Competitive Edge Kearny operates as a regional community bank focused mainly on New Jersey and New York, combining local relationship banking with a steadily improving digital offering. Its strengths lie in its long-standing presence in those markets, personalized service, and knowledge of local customers—especially higher-balance households and small to mid-sized businesses. The Private Client Group and dedicated services for professional firms give Kearny a more upscale, high-touch positioning than a typical community bank. Tailored products like escrow solutions, sweep accounts, and integrated payroll and HR services create stickier relationships and make it harder for clients to easily switch to a large national bank or a pure online competitor. On the other hand, Kearny is small relative to big regional and national banks, which can pressure pricing and marketing reach. It also faces intense competition from both fintechs and large banks with massive technology budgets. Its geographic concentration in the New York–New Jersey area adds some exposure to regional economic and commercial real estate conditions. In short, it has a defensible niche and loyal client base, but not an unassailable moat.


Innovation and R&D

Innovation and R&D For a community-oriented bank, Kearny is leaning meaningfully into technology and process improvement. Its partnership with a specialized automation and process firm, and its use of robotic process automation and AI, show a deliberate push to modernize operations and reduce manual work. Internal AI tools for staff and a virtual agent for customers are aimed at speeding service and cutting errors. On the customer side, the bank offers many of the digital features clients expect: mobile controls for cards, integrated credit monitoring, support for major digital wallets, and peer-to-peer payments. For business customers, its alliance with a payroll and HR provider extends Kearny’s reach beyond traditional banking into daily operational workflows, which can deepen relationships.
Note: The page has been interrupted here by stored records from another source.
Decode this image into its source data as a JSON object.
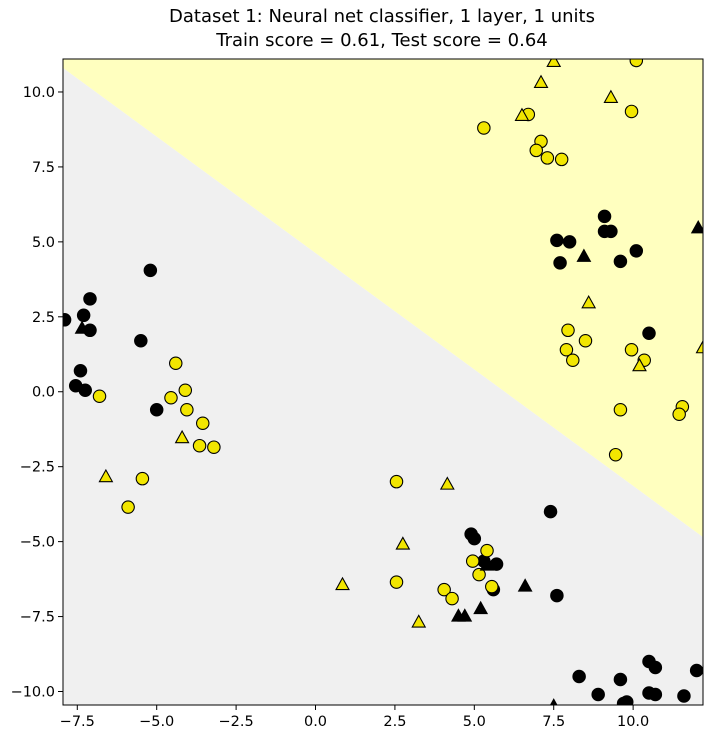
{
  "chart_data": {
    "type": "scatter",
    "title": "Dataset 1: Neural net classifier, 1 layer, 1 units",
    "subtitle": "Train score = 0.61, Test score = 0.64",
    "xlabel": "",
    "ylabel": "",
    "xlim": [
      -7.95,
      12.2
    ],
    "ylim": [
      -10.45,
      11.1
    ],
    "x_ticks": [
      {
        "value": -7.5,
        "label": "−7.5"
      },
      {
        "value": -5.0,
        "label": "−5.0"
      },
      {
        "value": -2.5,
        "label": "−2.5"
      },
      {
        "value": 0.0,
        "label": "0.0"
      },
      {
        "value": 2.5,
        "label": "2.5"
      },
      {
        "value": 5.0,
        "label": "5.0"
      },
      {
        "value": 7.5,
        "label": "7.5"
      },
      {
        "value": 10.0,
        "label": "10.0"
      }
    ],
    "y_ticks": [
      {
        "value": 10.0,
        "label": "10.0"
      },
      {
        "value": 7.5,
        "label": "7.5"
      },
      {
        "value": 5.0,
        "label": "5.0"
      },
      {
        "value": 2.5,
        "label": "2.5"
      },
      {
        "value": 0.0,
        "label": "0.0"
      },
      {
        "value": -2.5,
        "label": "−2.5"
      },
      {
        "value": -5.0,
        "label": "−5.0"
      },
      {
        "value": -7.5,
        "label": "−7.5"
      },
      {
        "value": -10.0,
        "label": "−10.0"
      }
    ],
    "grid": false,
    "decision_boundary": {
      "type": "linear",
      "points": [
        [
          -7.95,
          10.8
        ],
        [
          12.2,
          -4.85
        ]
      ],
      "region_above_color": "#ffffbf",
      "region_below_color": "#f0f0f0"
    },
    "colors": {
      "class_0": "#000000",
      "class_1": "#f2e600",
      "edge": "#000000"
    },
    "series": [
      {
        "class": 0,
        "split": "train",
        "marker": "circle",
        "points": [
          [
            -7.9,
            2.4
          ],
          [
            -7.1,
            3.1
          ],
          [
            -7.3,
            2.55
          ],
          [
            -7.1,
            2.05
          ],
          [
            -7.4,
            0.7
          ],
          [
            -7.55,
            0.2
          ],
          [
            -7.25,
            0.05
          ],
          [
            -5.2,
            4.05
          ],
          [
            -5.5,
            1.7
          ],
          [
            -5.0,
            -0.6
          ],
          [
            5.7,
            -5.75
          ],
          [
            5.3,
            -5.65
          ],
          [
            4.9,
            -4.75
          ],
          [
            5.0,
            -4.9
          ],
          [
            5.6,
            -6.6
          ],
          [
            7.4,
            -4.0
          ],
          [
            7.6,
            -6.8
          ],
          [
            7.6,
            5.05
          ],
          [
            8.0,
            5.0
          ],
          [
            7.7,
            4.3
          ],
          [
            9.1,
            5.85
          ],
          [
            9.3,
            5.35
          ],
          [
            9.1,
            5.35
          ],
          [
            9.6,
            4.35
          ],
          [
            10.1,
            4.7
          ],
          [
            10.5,
            1.95
          ],
          [
            8.3,
            -9.5
          ],
          [
            8.9,
            -10.1
          ],
          [
            9.6,
            -9.6
          ],
          [
            9.7,
            -10.4
          ],
          [
            9.8,
            -10.35
          ],
          [
            10.5,
            -9.0
          ],
          [
            10.5,
            -10.05
          ],
          [
            10.7,
            -9.2
          ],
          [
            10.7,
            -10.1
          ],
          [
            11.6,
            -10.15
          ],
          [
            12.0,
            -9.3
          ]
        ]
      },
      {
        "class": 1,
        "split": "train",
        "marker": "circle",
        "points": [
          [
            -6.8,
            -0.15
          ],
          [
            -4.4,
            0.95
          ],
          [
            -4.55,
            -0.2
          ],
          [
            -4.1,
            0.05
          ],
          [
            -4.05,
            -0.6
          ],
          [
            -3.55,
            -1.05
          ],
          [
            -3.65,
            -1.8
          ],
          [
            -3.2,
            -1.85
          ],
          [
            -5.45,
            -2.9
          ],
          [
            -5.9,
            -3.85
          ],
          [
            2.55,
            -3.0
          ],
          [
            2.55,
            -6.35
          ],
          [
            4.05,
            -6.6
          ],
          [
            4.3,
            -6.9
          ],
          [
            4.95,
            -5.65
          ],
          [
            5.15,
            -6.1
          ],
          [
            5.4,
            -5.3
          ],
          [
            5.55,
            -6.5
          ],
          [
            5.3,
            8.8
          ],
          [
            6.7,
            9.25
          ],
          [
            7.1,
            8.35
          ],
          [
            6.95,
            8.05
          ],
          [
            7.3,
            7.8
          ],
          [
            7.75,
            7.75
          ],
          [
            9.95,
            9.35
          ],
          [
            10.1,
            11.05
          ],
          [
            7.95,
            2.05
          ],
          [
            7.9,
            1.4
          ],
          [
            8.1,
            1.05
          ],
          [
            8.5,
            1.7
          ],
          [
            9.95,
            1.4
          ],
          [
            10.35,
            1.05
          ],
          [
            9.6,
            -0.6
          ],
          [
            9.45,
            -2.1
          ],
          [
            11.55,
            -0.5
          ],
          [
            11.45,
            -0.75
          ]
        ]
      },
      {
        "class": 0,
        "split": "test",
        "marker": "triangle",
        "points": [
          [
            -7.35,
            2.1
          ],
          [
            4.5,
            -7.5
          ],
          [
            4.7,
            -7.5
          ],
          [
            5.2,
            -7.25
          ],
          [
            5.4,
            -5.8
          ],
          [
            6.6,
            -6.5
          ],
          [
            7.5,
            -10.5
          ],
          [
            8.45,
            4.5
          ],
          [
            12.05,
            5.45
          ]
        ]
      },
      {
        "class": 1,
        "split": "test",
        "marker": "triangle",
        "points": [
          [
            -6.6,
            -2.85
          ],
          [
            -4.2,
            -1.55
          ],
          [
            0.85,
            -6.45
          ],
          [
            2.75,
            -5.1
          ],
          [
            3.25,
            -7.7
          ],
          [
            4.15,
            -3.1
          ],
          [
            6.5,
            9.2
          ],
          [
            7.1,
            10.3
          ],
          [
            7.5,
            11.0
          ],
          [
            9.3,
            9.8
          ],
          [
            8.6,
            2.95
          ],
          [
            10.2,
            0.85
          ],
          [
            12.2,
            1.45
          ]
        ]
      }
    ]
  }
}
These initiatives could improve efficiency, enhance the customer experience, and support an “offensive” growth strategy. The flip side is execution risk: technology projects often take longer and cost more than planned, and the benefits may be gradual rather than immediate. The bank’s modest size means it must be very disciplined about selecting and integrating these innovations so they truly improve returns, not just add complexity.


Summary

Kearny Financial today looks like a traditional regional bank in the middle of a strategic transition. Financially, it has shown that it can generate steady revenue and return to profitability after a difficult year, but its earnings profile is clearly sensitive to the interest-rate environment and funding costs. The balance sheet is stable in size but now uses more borrowings and somewhat less equity than a few years ago, which heightens the importance of careful risk and capital management. Strategically, the bank is trying to differentiate itself by pairing community-bank style relationships with a more modern digital and advisory offering. The focus on higher-balance households, professional firms, and integrated business services gives it a defined niche, while its technology and automation push aims to improve both efficiency and customer experience. The main opportunities lie in turning these investments into durable margin improvement and deeper client relationships. The main risks are further margin pressure from rates, potential credit issues (especially in commercial and local markets), and the challenge of keeping up with larger competitors’ technology spending. How well Kearny executes on its tech-driven “offensive” strategy, while preserving its conservative credit culture, will likely drive the quality and stability of its results over the next several years.